HONG KONG (AFP/ APP): The dollar surged Wednesday against other major currencies and equities sank after a forecast-beating US economic report gave new life to talk of a third straight blockbuster interest rate hike next month.
The services sector data showed the world’s top economy remained resilient in the face of surging prices and borrowing costs, highlighting the job the Federal Reserve has in taming inflation while trying to prevent a recession — a goal many observers doubt can be achieved.
The reading added to the gloom blanketing trading floors as investors face a range of headwinds including a worsening energy crisis in Europe, Russia’s war in Ukraine and Chinese economic woes caused by Covid-19 lockdowns.
“Overall, the (services) survey paints a picture of solid activity in the services sector of the US economy supported by wages growth suggesting the Fed still has more work to do in order to cool the economy,” said National Australia Bank’s Rodrigo Catril.
All three main indexes on Wall Street finished in the red Tuesday as they reopened after a long weekend, with expectations growing that the Fed will announce a third successive 75 basis-point rate hike later this month.
Several top Fed officials — including head Jerome Powell — have lined up in recent weeks to say their main focus is bringing inflation down from four-decade highs, even if that means tipping the economy into recession.

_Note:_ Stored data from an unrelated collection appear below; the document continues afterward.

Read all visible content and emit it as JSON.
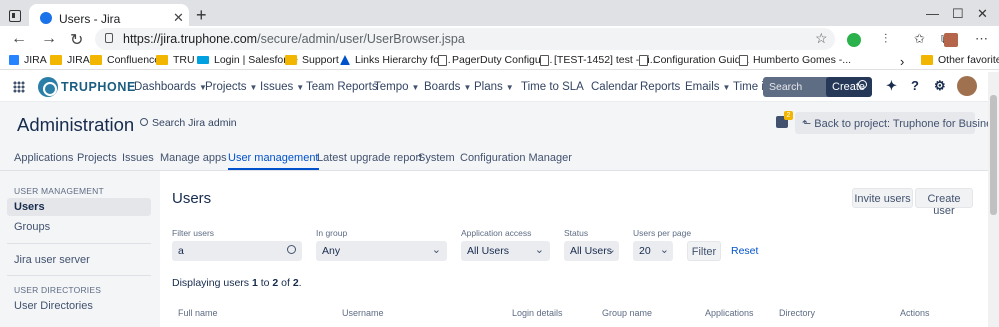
{
  "browser": {
    "tab_title": "Users - Jira",
    "tab_close": "✕",
    "new_tab": "+",
    "url_host": "https://jira.truphone.com",
    "url_path": "/secure/admin/user/UserBrowser.jspa",
    "bookmarks": [
      "JIRA",
      "JIRA",
      "Confluence",
      "TRU",
      "Login | Salesforce",
      "Support",
      "Links Hierarchy for...",
      "PagerDuty Configur...",
      "[TEST-1452] test - Ji...",
      "Configuration Guid...",
      "Humberto Gomes -...",
      "Other favorites"
    ],
    "bookmark_more": "›"
  },
  "jira_nav": {
    "logo": "TRUPHONE",
    "items": [
      "Dashboards",
      "Projects",
      "Issues",
      "Team Reports",
      "Tempo",
      "Boards",
      "Plans",
      "Time to SLA",
      "Calendar",
      "Reports",
      "Emails",
      "Time in Status"
    ],
    "search_placeholder": "Search",
    "create_label": "Create"
  },
  "admin": {
    "title": "Administration",
    "search_label": "Search Jira admin",
    "feedback_count": "2",
    "back_label": "Back to project: Truphone for Business",
    "tabs": [
      "Applications",
      "Projects",
      "Issues",
      "Manage apps",
      "User management",
      "Latest upgrade report",
      "System",
      "Configuration Manager"
    ]
  },
  "sidebar": {
    "heading_user_mgmt": "USER MANAGEMENT",
    "users": "Users",
    "groups": "Groups",
    "jira_user_server": "Jira user server",
    "heading_dirs": "USER DIRECTORIES",
    "user_directories": "User Directories"
  },
  "main": {
    "title": "Users",
    "invite_button": "Invite users",
    "create_button": "Create user",
    "filter_users_label": "Filter users",
    "filter_users_value": "a",
    "in_group_label": "In group",
    "in_group_value": "Any",
    "app_access_label": "Application access",
    "app_access_value": "All Users",
    "status_label": "Status",
    "status_value": "All Users",
    "per_page_label": "Users per page",
    "per_page_value": "20",
    "filter_button": "Filter",
    "reset_link": "Reset",
    "summary_prefix": "Displaying users ",
    "summary_from": "1",
    "summary_mid": " to ",
    "summary_to": "2",
    "summary_of": " of ",
    "summary_total": "2",
    "summary_end": ".",
    "columns": [
      "Full name",
      "Username",
      "Login details",
      "Group name",
      "Applications",
      "Directory",
      "Actions"
    ]
  },
  "colors": {
    "accent": "#0052cc",
    "nav_dark": "#253858",
    "brand": "#1a5d80"
  }
}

The prospect of more big rate hikes has sent the dollar soaring this year, and on Wednesday it hit a new 24-year high of 144.38 yen.

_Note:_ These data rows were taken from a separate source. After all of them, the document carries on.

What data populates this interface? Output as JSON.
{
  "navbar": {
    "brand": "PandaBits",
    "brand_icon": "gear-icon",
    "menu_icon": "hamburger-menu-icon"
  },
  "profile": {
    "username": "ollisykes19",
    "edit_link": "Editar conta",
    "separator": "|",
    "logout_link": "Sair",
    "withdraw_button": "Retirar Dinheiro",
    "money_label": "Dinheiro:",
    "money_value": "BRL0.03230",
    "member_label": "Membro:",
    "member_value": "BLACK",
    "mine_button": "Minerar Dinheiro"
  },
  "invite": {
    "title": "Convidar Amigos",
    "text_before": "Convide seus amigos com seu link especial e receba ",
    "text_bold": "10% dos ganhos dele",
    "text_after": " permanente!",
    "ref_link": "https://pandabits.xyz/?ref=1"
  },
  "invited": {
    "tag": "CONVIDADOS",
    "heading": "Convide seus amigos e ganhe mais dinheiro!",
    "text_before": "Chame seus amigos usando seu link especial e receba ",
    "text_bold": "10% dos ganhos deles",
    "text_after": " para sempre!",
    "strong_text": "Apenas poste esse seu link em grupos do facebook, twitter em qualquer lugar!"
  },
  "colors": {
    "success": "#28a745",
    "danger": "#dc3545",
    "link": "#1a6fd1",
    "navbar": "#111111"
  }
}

The yen’s losses continued to mount despite comments from government officials hinting at possible intervention to provide support, though there was no sign the Bank of Japan would shift from its ultra-loose monetary policies aimed at kickstarting the economy.
The euro remained lodged below parity with the dollar and at a 20-year low, even as the European Central Bank prepares to ramp up rates, having done so in July for the first time in eight years.
And the greenback was also pushing towards a 37-year peak against sterling, which saw a brief rally Tuesday on reports new UK Prime Minister Liz Truss was planning a £130 billion ($150 billion) package to freeze energy bills.